La mancanza di personale per le imprese lo scorso anno ha significato una perdita di 44 miliardi di Pil. Un bel macigno…

«Già, 44 miliardi di Pil potenziale che è venuto a mancare a causa dell’allungamento dei tempi di ricerca dei lavoratori da parte delle imprese».

La digitalizzazione e l’Intelligenza Artificiale possono aiutare o sono una minaccia?

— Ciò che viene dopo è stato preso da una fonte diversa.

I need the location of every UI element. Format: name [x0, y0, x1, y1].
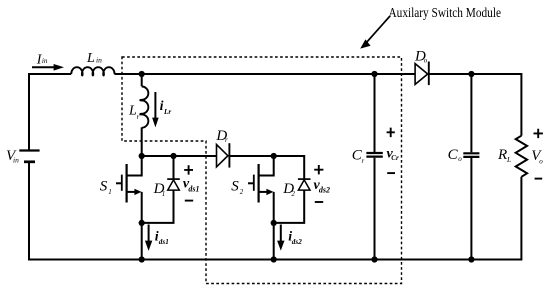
svg-text:o: o [458, 155, 462, 163]
svg-text:R: R [497, 147, 507, 163]
svg-text:2: 2 [240, 188, 244, 196]
svg-text:Lr: Lr [163, 108, 171, 116]
svg-text:S: S [100, 178, 108, 194]
svg-text:1: 1 [108, 188, 112, 196]
svg-text:C: C [448, 147, 459, 163]
svg-text:S: S [231, 178, 239, 194]
svg-text:r: r [225, 136, 228, 144]
svg-text:ds1: ds1 [188, 185, 199, 194]
svg-text:r: r [362, 157, 365, 165]
svg-text:ds2: ds2 [292, 238, 302, 246]
svg-text:Cr: Cr [391, 154, 399, 162]
svg-text:1: 1 [162, 190, 166, 198]
svg-text:L: L [86, 51, 95, 66]
svg-text:2: 2 [291, 190, 295, 198]
svg-text:L: L [506, 155, 511, 164]
svg-text:ds2: ds2 [319, 185, 330, 194]
svg-text:Auxilary Switch Module: Auxilary Switch Module [389, 5, 502, 20]
svg-text:in: in [42, 57, 48, 65]
svg-text:ds1: ds1 [159, 238, 169, 246]
svg-text:in: in [96, 56, 102, 65]
svg-text:in: in [13, 156, 19, 165]
svg-text:r: r [137, 113, 140, 121]
svg-text:i: i [160, 99, 164, 114]
svg-text:o: o [424, 57, 428, 65]
svg-text:o: o [539, 157, 543, 165]
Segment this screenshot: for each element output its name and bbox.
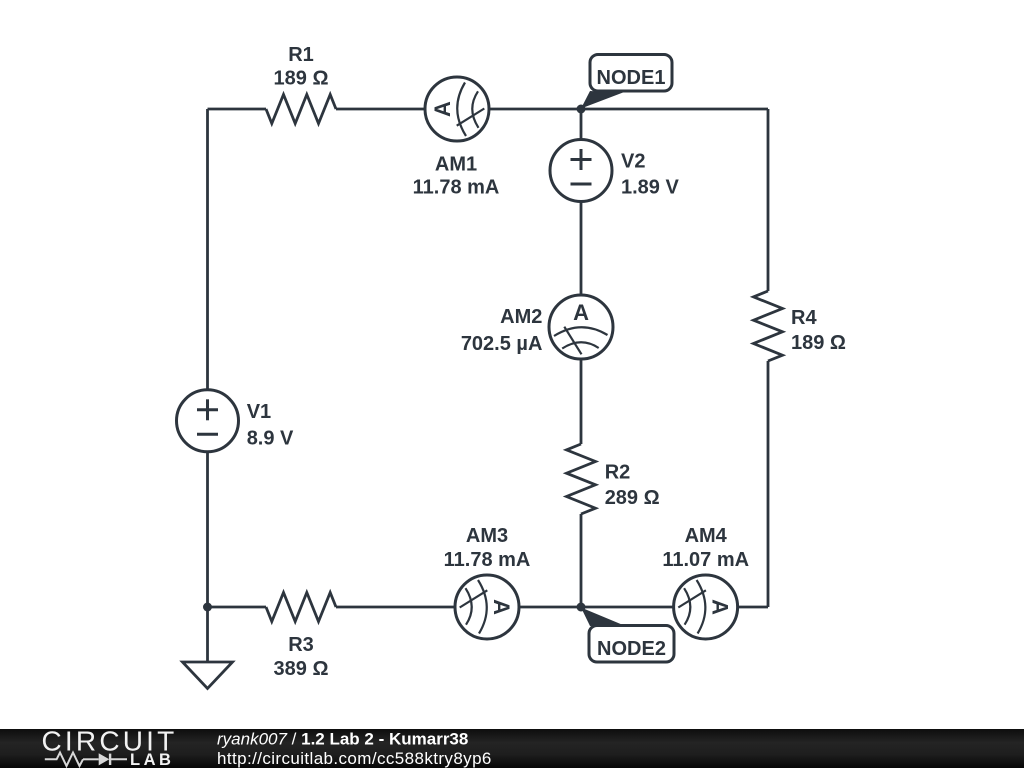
svg-text:289 Ω: 289 Ω bbox=[605, 487, 660, 509]
svg-text:389 Ω: 389 Ω bbox=[274, 658, 329, 680]
voltage source V2 bbox=[550, 140, 612, 202]
node NODE2 flag pointer bbox=[581, 608, 623, 627]
ammeter AM1 bbox=[425, 77, 489, 141]
CircuitLab logo resistor-diode squiggle bbox=[45, 753, 127, 767]
svg-text:11.78 mA: 11.78 mA bbox=[444, 549, 531, 571]
footer bar bbox=[0, 729, 1024, 768]
wire middle: NODE1 down to V2 bbox=[580, 109, 583, 140]
node junction dot NODE1 bbox=[577, 105, 586, 114]
ammeter AM3 bbox=[455, 575, 519, 639]
node NODE2 flag box bbox=[589, 626, 674, 663]
svg-text:11.78 mA: 11.78 mA bbox=[413, 177, 500, 199]
wire bottom: junction to R3 bbox=[208, 606, 267, 609]
wire right: top corner down to R4 bbox=[767, 109, 770, 291]
wire right: R4 down to bottom-right corner bbox=[767, 361, 770, 607]
junction dot at V1/R3/ground bbox=[203, 603, 212, 612]
svg-text:AM3: AM3 bbox=[466, 525, 508, 547]
node NODE1 flag pointer bbox=[581, 91, 623, 109]
node NODE1 flag box bbox=[590, 55, 672, 92]
resistor R2 bbox=[567, 444, 596, 514]
wire ground stub bbox=[206, 607, 209, 662]
svg-text:AM2: AM2 bbox=[500, 306, 542, 328]
logo diode bar bbox=[109, 754, 111, 765]
ammeter AM4 bbox=[674, 575, 738, 639]
resistor R4 bbox=[754, 291, 783, 361]
wire top: AM1 to top-right corner bbox=[489, 108, 768, 111]
wire top: R1 to AM1 bbox=[336, 108, 425, 111]
resistor R1 bbox=[266, 95, 336, 124]
svg-text:1.89 V: 1.89 V bbox=[621, 177, 679, 199]
node junction dot NODE2 bbox=[577, 603, 586, 612]
wire left: top corner down to V1 bbox=[206, 109, 209, 390]
svg-text:R4: R4 bbox=[791, 307, 817, 329]
voltage source V1 bbox=[177, 390, 239, 452]
svg-text:8.9 V: 8.9 V bbox=[247, 428, 294, 450]
wire left: V1 to bottom junction bbox=[206, 452, 209, 607]
svg-text:R2: R2 bbox=[605, 461, 631, 483]
svg-text:LAB: LAB bbox=[130, 751, 174, 768]
svg-text:189 Ω: 189 Ω bbox=[791, 332, 846, 354]
wire middle: AM2 to R2 bbox=[580, 359, 583, 444]
wire bottom: NODE2 junction to AM4 bbox=[581, 606, 674, 609]
svg-text:NODE1: NODE1 bbox=[597, 67, 666, 89]
svg-text:11.07 mA: 11.07 mA bbox=[662, 549, 749, 571]
svg-text:V1: V1 bbox=[247, 401, 271, 423]
svg-text:NODE2: NODE2 bbox=[597, 638, 666, 660]
wire top: left corner to R1 bbox=[208, 108, 267, 111]
wire middle: R2 down to NODE2 bbox=[580, 514, 583, 607]
svg-text:AM1: AM1 bbox=[435, 153, 477, 175]
svg-text:702.5 µA: 702.5 µA bbox=[461, 333, 543, 355]
wire bottom: AM3 to NODE2 junction bbox=[519, 606, 581, 609]
svg-text:189 Ω: 189 Ω bbox=[274, 68, 329, 90]
ground symbol bbox=[183, 662, 233, 689]
wire middle: V2 to AM2 bbox=[580, 201, 583, 295]
wire bottom: R3 to AM3 bbox=[336, 606, 455, 609]
svg-text:V2: V2 bbox=[621, 151, 645, 173]
wire bottom: AM4 to bottom-right corner bbox=[738, 606, 768, 609]
ammeter AM2 bbox=[549, 295, 613, 359]
svg-text:R3: R3 bbox=[288, 634, 314, 656]
svg-text:ryank007 / 1.2 Lab 2 - Kumarr3: ryank007 / 1.2 Lab 2 - Kumarr38 bbox=[217, 729, 468, 748]
logo diode triangle bbox=[99, 753, 110, 765]
svg-text:http://circuitlab.com/cc588ktr: http://circuitlab.com/cc588ktry8yp6 bbox=[217, 749, 492, 768]
svg-text:AM4: AM4 bbox=[685, 525, 728, 547]
svg-text:R1: R1 bbox=[288, 44, 314, 66]
resistor R3 bbox=[266, 593, 336, 622]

«La digitalizzazione è un passaggio oggi indispensabile alle imprese per restare competitive sul mercato nazionale e internazionale. Le politiche europee e nazionali vanno in questa direzione e il recente piano Transizione 5.0 del governo coniuga ulteriormente la transizione digitale e quella green, indispensabile soprattutto a un paese come l’Italia ancora fortemente dipendente sotto il profilo energetico. L’Intelligenza Artificiale è la più recente frontiera di questa grande innovazione. Ha i suoi rischi, come tutte le trasformazioni, ma offre anche delle opportunità di sviluppo straordinarie. È un processo che dobbiamo affrontare e governare in tutti i suoi aspetti, anche quelli più critici. Negli ultimi mesi si è toccato spesso il tema di quale impatto l’IA avrà sul mondo del lavoro, di quali lavori sono a rischio. Ad esempio, una ricerca di Forum PA presentata a maggio mostra che il 57% dei 3,2 milioni di dipendenti pubblici italiani è altamente “esposto” all’impatto dell’IA. Questa interazione potrà tradursi in un arricchimento delle attività grazie all’apporto dell’IA, oppure in una sostituzione dei lavoratori. Ben 1,8 milioni di persone, in diverse e molteplici funzioni e posizioni lavorative, avranno a che fare con l’Intelligenza Artificiale. I nostri dati ci dicono che per il 76,8% delle imprese queste tecnologie affiancheranno il personale esistente nei propri compiti migliorandone l’efficienza, per il 68% accelereranno l’introduzione di processi di reskilling/upskilling del personale e per il 67,3% aumenteranno la produttività. Insomma, come ha detto il ministro della Pubblica amministrazione, Paolo Zangrillo, penso anch’io che non bisogna aver paura di questa evoluzione. Nasceranno nuovi lavori, altri si modificheranno progressivamente. Avevamo timori analoghi in passato, con altre trasformazioni, prima tra tutte quella relativa all’avvento delle nuove tecnologie. Ora non riusciamo a farne a meno».